As luas galileanas, como Europa ou Ganymede, intrigam os cientistas há décadas. Sua superfície gelada esconderia oceanos líquidos, considerados propícios para o surgimento de formas de vida. Esses ambientes são particularmente atraentes para os pesquisadores, pois combinam água, energia e química complexa.


Grãos de poeira atravessam diferentes zonas irradiadas em um disco protoplanetário, influenciando sua composição química.
Crédito: CNRS-INSU

No cerne dessa química, as moléculas orgânicas complexas desempenham um papel fundamental. Compostas principalmente de carbono, oxigênio e nitrogênio, elas são vistas como os blocos de construção da química pré-biótica. Sua presença no Sistema Solar não é novidade, uma vez que já foram identificadas em Encélado, uma lua de Saturno.

Um estudo mostra que essas moléculas também podem ter participado diretamente da formação das luas de Júpiter. Uma equipe internacional, incluindo pesquisadores do CNRS Terre & Univers, baseou-se em modelos numéricos avançados para reconstruir esses processos antigos.

Os cientistas simularam a evolução da nebulosa protossolar, a nuvem de gás e poeira que deu origem ao Sol e aos planetas. Eles também modelaram o disco circumjoviano, uma estrutura semelhante que cercava Júpiter durante sua formação, onde suas luas emergiram.

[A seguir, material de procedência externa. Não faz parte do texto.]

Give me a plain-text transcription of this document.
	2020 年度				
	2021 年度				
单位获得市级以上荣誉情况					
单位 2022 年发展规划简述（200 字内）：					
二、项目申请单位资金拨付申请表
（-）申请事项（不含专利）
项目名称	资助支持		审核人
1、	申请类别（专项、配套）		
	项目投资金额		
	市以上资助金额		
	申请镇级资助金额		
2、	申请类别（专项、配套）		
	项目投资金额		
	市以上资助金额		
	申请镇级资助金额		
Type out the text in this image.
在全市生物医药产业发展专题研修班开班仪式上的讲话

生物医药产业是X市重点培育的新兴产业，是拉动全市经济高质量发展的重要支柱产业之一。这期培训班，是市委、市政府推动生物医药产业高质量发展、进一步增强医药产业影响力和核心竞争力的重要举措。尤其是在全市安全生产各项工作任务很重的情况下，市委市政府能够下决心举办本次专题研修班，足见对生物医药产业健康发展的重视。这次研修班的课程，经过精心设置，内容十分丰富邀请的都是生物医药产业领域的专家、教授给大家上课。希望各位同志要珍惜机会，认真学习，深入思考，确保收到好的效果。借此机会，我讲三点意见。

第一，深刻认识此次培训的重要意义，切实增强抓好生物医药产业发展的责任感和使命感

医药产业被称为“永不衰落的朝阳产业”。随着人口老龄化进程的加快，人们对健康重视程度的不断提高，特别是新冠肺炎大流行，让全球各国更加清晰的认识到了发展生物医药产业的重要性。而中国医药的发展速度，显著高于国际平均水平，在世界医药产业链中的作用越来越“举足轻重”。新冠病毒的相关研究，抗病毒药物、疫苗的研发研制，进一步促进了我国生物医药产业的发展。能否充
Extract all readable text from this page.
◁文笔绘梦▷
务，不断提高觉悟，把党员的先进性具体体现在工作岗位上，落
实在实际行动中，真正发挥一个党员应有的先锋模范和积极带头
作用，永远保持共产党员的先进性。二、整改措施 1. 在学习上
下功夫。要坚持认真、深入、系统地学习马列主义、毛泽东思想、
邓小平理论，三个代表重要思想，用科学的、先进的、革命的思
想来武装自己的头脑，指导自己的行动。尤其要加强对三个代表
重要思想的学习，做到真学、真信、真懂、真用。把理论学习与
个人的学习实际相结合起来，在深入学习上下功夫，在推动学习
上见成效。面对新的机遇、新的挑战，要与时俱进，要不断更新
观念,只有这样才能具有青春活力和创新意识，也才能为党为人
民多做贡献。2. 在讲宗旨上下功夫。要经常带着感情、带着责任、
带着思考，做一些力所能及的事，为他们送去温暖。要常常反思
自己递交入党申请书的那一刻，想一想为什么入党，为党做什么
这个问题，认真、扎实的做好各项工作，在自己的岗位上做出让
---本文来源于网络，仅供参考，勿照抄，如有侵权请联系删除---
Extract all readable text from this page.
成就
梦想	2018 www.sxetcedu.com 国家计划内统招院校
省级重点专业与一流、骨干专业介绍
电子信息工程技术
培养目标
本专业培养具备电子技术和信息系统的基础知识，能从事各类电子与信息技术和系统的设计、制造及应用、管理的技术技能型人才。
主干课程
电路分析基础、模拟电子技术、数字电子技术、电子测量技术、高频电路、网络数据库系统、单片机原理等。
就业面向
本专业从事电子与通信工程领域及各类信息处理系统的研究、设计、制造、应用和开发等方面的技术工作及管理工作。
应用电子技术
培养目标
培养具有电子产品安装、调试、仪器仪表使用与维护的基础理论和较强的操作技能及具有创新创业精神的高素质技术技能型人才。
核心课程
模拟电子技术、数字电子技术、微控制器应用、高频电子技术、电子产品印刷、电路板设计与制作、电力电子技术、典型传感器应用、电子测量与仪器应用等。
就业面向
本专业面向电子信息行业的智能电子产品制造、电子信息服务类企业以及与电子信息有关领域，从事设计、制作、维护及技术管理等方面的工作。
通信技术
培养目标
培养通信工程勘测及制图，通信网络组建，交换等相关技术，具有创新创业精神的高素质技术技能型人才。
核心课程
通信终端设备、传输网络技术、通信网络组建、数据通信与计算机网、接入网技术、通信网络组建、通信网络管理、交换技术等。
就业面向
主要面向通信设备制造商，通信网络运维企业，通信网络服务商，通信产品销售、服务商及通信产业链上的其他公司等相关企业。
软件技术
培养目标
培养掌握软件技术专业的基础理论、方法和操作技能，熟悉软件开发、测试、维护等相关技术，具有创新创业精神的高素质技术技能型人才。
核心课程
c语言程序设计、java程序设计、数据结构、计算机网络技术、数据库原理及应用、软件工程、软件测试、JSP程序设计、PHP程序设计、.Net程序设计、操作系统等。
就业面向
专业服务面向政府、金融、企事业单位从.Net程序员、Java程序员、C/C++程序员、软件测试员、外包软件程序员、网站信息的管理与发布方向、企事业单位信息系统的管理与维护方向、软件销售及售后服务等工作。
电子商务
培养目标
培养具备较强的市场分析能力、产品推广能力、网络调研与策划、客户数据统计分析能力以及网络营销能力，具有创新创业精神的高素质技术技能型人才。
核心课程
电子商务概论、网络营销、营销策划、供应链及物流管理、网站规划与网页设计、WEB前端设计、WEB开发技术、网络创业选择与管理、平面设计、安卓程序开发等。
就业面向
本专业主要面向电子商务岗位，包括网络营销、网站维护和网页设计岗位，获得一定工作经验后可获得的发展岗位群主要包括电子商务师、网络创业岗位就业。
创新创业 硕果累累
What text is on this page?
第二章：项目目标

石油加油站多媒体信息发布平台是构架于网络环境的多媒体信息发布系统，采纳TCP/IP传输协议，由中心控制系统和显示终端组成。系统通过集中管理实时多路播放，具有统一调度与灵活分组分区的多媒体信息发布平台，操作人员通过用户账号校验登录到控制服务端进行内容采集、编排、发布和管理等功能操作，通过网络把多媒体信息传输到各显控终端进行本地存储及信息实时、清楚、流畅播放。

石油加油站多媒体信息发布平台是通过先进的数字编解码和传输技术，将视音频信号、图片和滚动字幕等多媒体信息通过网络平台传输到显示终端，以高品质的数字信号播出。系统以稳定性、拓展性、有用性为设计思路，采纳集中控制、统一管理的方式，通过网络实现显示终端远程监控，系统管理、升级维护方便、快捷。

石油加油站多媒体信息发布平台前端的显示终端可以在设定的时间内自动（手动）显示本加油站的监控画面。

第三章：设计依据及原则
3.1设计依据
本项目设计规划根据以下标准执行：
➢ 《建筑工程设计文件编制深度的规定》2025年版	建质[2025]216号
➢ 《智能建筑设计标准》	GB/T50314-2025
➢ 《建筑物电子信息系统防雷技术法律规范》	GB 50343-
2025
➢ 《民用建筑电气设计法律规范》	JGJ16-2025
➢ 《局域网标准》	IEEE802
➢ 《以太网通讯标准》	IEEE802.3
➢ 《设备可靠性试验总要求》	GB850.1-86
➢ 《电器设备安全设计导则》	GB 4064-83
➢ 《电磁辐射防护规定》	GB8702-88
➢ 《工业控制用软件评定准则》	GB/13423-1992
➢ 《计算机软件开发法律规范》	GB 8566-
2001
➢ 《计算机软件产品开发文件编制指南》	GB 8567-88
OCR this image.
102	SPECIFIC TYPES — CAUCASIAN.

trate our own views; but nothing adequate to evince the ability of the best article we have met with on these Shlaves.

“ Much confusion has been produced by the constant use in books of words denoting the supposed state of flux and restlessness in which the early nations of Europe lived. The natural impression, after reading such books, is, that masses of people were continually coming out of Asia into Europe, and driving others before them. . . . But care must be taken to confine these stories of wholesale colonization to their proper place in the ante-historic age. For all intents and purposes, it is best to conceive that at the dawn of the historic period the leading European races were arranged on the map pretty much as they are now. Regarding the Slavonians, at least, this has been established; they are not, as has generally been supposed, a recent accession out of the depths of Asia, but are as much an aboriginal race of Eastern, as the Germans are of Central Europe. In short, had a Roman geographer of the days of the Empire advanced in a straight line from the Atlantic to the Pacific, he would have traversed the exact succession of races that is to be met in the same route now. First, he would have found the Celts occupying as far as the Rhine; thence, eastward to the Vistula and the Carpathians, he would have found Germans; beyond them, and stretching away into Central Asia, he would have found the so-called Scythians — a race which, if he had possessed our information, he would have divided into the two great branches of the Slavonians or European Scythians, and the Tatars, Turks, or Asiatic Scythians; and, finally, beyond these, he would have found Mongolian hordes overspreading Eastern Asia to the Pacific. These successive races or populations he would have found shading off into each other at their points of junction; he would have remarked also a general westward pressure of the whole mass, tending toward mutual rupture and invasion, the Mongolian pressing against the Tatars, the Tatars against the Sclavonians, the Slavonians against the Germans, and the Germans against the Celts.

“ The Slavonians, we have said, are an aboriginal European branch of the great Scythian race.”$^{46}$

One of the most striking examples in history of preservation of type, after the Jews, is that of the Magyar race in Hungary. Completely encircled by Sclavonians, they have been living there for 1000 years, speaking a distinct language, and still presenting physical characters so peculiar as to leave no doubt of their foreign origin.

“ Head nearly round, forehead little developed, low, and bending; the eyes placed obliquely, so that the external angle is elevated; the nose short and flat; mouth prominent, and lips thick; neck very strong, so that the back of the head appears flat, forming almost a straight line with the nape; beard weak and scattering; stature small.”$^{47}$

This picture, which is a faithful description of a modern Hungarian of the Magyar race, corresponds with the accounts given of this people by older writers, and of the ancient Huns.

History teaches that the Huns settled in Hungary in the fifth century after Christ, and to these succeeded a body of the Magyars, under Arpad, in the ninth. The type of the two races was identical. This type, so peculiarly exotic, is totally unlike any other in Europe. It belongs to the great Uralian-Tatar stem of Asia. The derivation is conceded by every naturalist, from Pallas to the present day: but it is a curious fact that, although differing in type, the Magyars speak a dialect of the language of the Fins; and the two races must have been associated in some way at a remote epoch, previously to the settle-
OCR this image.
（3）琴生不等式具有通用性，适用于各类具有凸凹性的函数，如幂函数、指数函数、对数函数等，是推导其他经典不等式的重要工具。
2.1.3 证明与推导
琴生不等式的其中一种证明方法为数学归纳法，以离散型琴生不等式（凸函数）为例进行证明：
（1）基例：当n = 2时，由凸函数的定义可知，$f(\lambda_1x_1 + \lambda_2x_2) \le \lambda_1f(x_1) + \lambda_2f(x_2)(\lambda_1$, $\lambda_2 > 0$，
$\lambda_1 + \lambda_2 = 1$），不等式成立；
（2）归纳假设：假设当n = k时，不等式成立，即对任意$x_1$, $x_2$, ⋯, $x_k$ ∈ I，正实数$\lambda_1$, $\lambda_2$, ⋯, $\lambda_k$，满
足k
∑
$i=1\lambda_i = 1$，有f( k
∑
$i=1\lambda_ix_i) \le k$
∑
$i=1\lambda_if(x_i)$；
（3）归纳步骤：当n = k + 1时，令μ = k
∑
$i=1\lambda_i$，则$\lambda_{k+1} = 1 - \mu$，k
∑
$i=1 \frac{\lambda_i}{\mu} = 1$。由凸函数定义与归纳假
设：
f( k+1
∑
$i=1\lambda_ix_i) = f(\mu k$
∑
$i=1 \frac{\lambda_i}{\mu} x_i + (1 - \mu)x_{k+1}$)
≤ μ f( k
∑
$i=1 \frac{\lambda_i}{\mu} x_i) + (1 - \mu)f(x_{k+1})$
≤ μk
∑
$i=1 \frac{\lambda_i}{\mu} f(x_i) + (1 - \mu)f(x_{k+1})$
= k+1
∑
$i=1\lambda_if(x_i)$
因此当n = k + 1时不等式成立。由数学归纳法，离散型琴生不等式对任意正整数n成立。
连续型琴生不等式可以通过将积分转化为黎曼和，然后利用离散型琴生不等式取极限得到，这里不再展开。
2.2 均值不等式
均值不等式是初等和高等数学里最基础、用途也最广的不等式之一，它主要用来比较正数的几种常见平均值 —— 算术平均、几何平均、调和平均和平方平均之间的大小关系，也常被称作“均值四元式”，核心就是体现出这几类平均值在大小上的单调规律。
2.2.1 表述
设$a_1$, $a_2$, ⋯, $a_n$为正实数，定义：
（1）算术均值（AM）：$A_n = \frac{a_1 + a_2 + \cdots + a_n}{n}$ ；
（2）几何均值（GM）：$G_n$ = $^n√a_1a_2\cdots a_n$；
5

Sua abordagem integra um elemento frequentemente subestimado: o deslocamento dos grãos de poeira. Essas partículas migram tanto radialmente quanto verticalmente, atravessando zonas sujeitas a intensidades variáveis de radiação ultravioleta. Essa exposição diferenciada influencia fortemente as reações químicas em sua superfície.

As simulações mostram que grãos cobertos por gelos, como metanol ou misturas de dióxido de carbono e amônia, podem produzir moléculas orgânicas complexas sob o efeito combinado de aquecimento e radiação UV. Essas condições foram confirmadas em laboratório como favoráveis à sua formação.

Cruzando seus resultados com dados experimentais, os pesquisadores estimam que uma parte notável dessas moléculas foi integrada aos materiais que formaram as luas galileanas. Em outras palavras, esses corpos celestes teriam herdado, desde sua origem, uma química orgânica elaborada.

Essa descoberta reforça o interesse por essas luas, já visadas pelas missões JUICE e Europa Clipper. Essas sondas poderiam detectar diretamente esses compostos e compreender melhor sua distribuição. Tal confirmação traria pistas valiosas sobre o potencial biológico desses ambientes.